Figures published in the October edition of Quattroruote (Four wheels) magazine, the Italian gear heads' bible, show sales of all car brands fell almost 20 per cent, to 814,000 units, in the first six months of this year.

The overall European Union market – 27 countries – was down by 6.8 per cent.

The downward trend is still well in place. In August, a mere 56,000 new cars were registered in Italy, down 20.2 per cent over the same month a year ago.

Last month, Sergio Marchionne, the chief executive of both Fiat SpA and Chrysler Group LLC, declared the European car market a "disaster."

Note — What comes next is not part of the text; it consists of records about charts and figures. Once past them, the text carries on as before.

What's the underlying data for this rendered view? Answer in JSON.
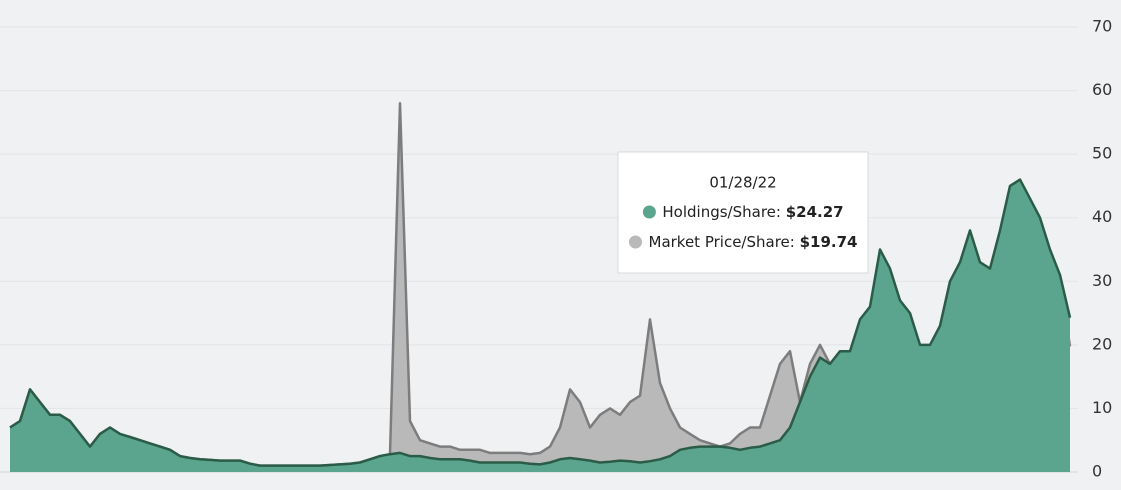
{
  "chart_data": {
    "type": "area",
    "ylim": [
      0,
      70
    ],
    "yticks": [
      0,
      10,
      20,
      30,
      40,
      50,
      60,
      70
    ],
    "grid": true,
    "series": [
      {
        "color": "#b9b9b9",
        "line_color": "#7d7d7d",
        "values": [
          7,
          8,
          13,
          11,
          9,
          9,
          8,
          6,
          4,
          6,
          7,
          6,
          5.5,
          5,
          4.5,
          4,
          3.5,
          2.5,
          2.2,
          2,
          1.9,
          1.8,
          1.8,
          1.8,
          1.3,
          1,
          1,
          1,
          1,
          1,
          1,
          1,
          1.1,
          1.2,
          1.3,
          1.5,
          2,
          2.5,
          2.8,
          58,
          8,
          5,
          4.5,
          4,
          4,
          3.5,
          3.5,
          3.5,
          3,
          3,
          3,
          3,
          2.8,
          3,
          4,
          7,
          13,
          11,
          7,
          9,
          10,
          9,
          11,
          12,
          24,
          14,
          10,
          7,
          6,
          5,
          4.5,
          4,
          4.5,
          6,
          7,
          7,
          12,
          17,
          19,
          11,
          17,
          20,
          17,
          18,
          18,
          23,
          25,
          34,
          31,
          26,
          24,
          19,
          19,
          22,
          29,
          32,
          37,
          32,
          31,
          37,
          44,
          45,
          42,
          39,
          34,
          30,
          19.74
        ]
      },
      {
        "color": "#5ba58f",
        "line_color": "#2b5c47",
        "values": [
          7,
          8,
          13,
          11,
          9,
          9,
          8,
          6,
          4,
          6,
          7,
          6,
          5.5,
          5,
          4.5,
          4,
          3.5,
          2.5,
          2.2,
          2,
          1.9,
          1.8,
          1.8,
          1.8,
          1.3,
          1,
          1,
          1,
          1,
          1,
          1,
          1,
          1.1,
          1.2,
          1.3,
          1.5,
          2,
          2.5,
          2.8,
          3,
          2.5,
          2.5,
          2.2,
          2,
          2,
          2,
          1.8,
          1.5,
          1.5,
          1.5,
          1.5,
          1.5,
          1.3,
          1.2,
          1.5,
          2,
          2.2,
          2,
          1.8,
          1.5,
          1.6,
          1.8,
          1.7,
          1.5,
          1.7,
          2,
          2.5,
          3.5,
          3.8,
          4,
          4,
          4,
          3.8,
          3.5,
          3.8,
          4,
          4.5,
          5,
          7,
          11,
          15,
          18,
          17,
          19,
          19,
          24,
          26,
          35,
          32,
          27,
          25,
          20,
          20,
          23,
          30,
          33,
          38,
          33,
          32,
          38,
          45,
          46,
          43,
          40,
          35,
          31,
          24.27
        ]
      }
    ],
    "tooltip": {
      "date": "01/28/22",
      "items": [
        {
          "label": "Holdings/Share: ",
          "value": 24.27,
          "value_label": "$24.27",
          "series": 1
        },
        {
          "label": "Market Price/Share: ",
          "value": 19.74,
          "value_label": "$19.74",
          "series": 0
        }
      ]
    }
  }
}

In the euro zone countries, only Greece and Portugal, with declines of more than 40 per cent, have recorded worse car sales than those of Fiat's core Italian market.

Bikes are becoming more popular throughout Europe, especially in the countries, like Britain, that have built dedicated lanes for cyclists and launched bike-sharing schemes (Italy has relatively few bike lanes and the bike-sharing program in Rome, launched three years ago, collapsed after most of the bikes were stolen).

According to Cycling UK, British bike sales rose to almost 4-million in 2011 from 2.8-million in 2000. Reuters reported that bike sales in twice-bailed-out Greece, where youth unemployment is 50 per cent, has gone up by a quarter in the last two years.

The Bikeeurope website reports that sales in the French market rose 5.5 per cent last year – to 3.2 million bikes – after five years of apparently crisis-related declines.

In all markets, electric bikes – hybrid bikes that combine battery-powered thrust with pedalling – are taking off.

Amsterdam has become the first city in Europe where the number of bike trips exceed those taken by car. For some years, worldwide bike production has greatly exceeded car production, though bike use in some big countries, notably the United States, remains low.